Opinion: (Professor of Behavioral Economics Dan Ariely, Duke University): “Gut feelings are often wrong…. Because if you think about it, the conditions under which you could develop good gut intuitions are conditions in which you do the same things over and over with very small changes, and you see an immediate effect. …Much of what’s happening in the market has no connection to what you have done, and there’s so much noise into it that it’s really hard for the human being to observe the market and understand the relationship between what you have done, what companies are doing, and what happens.
“You know all these programs when people come the day after something happened and… say: ‘Oh, I knew this all along; here is the story and here is why.’ You have all these pundits who give you an explanation of what has happened yesterday. Of course, the question is if they can predict what will happen tomorrow, and they don’t go there because they know that they can’t.
“We did an experiment in which we took some events in a stock market: IBM stock went up, IBM stock went down, etc. and we created these computerized pundits… which [sometimes] gave the standard explanation, but sometimes they would give the opposite explanation. Then we asked people how much they trusted these pundits… and would they invest in the next period according to their advice.

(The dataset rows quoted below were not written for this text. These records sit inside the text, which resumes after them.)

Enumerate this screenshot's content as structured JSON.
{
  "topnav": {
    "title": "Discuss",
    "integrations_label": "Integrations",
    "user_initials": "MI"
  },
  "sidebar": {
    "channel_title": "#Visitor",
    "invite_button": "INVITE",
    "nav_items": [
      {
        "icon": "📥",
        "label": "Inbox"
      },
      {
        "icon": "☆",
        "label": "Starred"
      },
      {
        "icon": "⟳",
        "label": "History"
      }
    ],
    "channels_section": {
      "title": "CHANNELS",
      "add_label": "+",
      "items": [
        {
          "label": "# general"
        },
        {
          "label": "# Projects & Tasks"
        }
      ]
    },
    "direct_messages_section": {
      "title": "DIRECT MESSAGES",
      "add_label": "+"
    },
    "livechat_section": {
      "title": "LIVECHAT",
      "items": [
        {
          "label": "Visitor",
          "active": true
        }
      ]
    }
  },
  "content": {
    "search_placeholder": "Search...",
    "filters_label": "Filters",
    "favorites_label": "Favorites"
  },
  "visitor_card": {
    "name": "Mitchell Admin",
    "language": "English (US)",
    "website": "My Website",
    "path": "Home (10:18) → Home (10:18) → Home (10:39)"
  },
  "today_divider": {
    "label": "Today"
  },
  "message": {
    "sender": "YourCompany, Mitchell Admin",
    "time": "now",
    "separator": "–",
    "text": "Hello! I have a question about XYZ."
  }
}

“It turns out that no matter what explanation they gave, as long as they gave an explanation, people followed them. I think this comes from our great desire as individuals to tell ourselves a story that explains what is happening.”
My Comment: In other words, we don’t care what the causes of the events are; we just need a story, whether it is valid or not. It gives us solace, like to a child in his mother’s arms who wants a fairy tale just because he hears it from the mother. We are looking for solace, not an explanation! But it doesn’t fix the economy!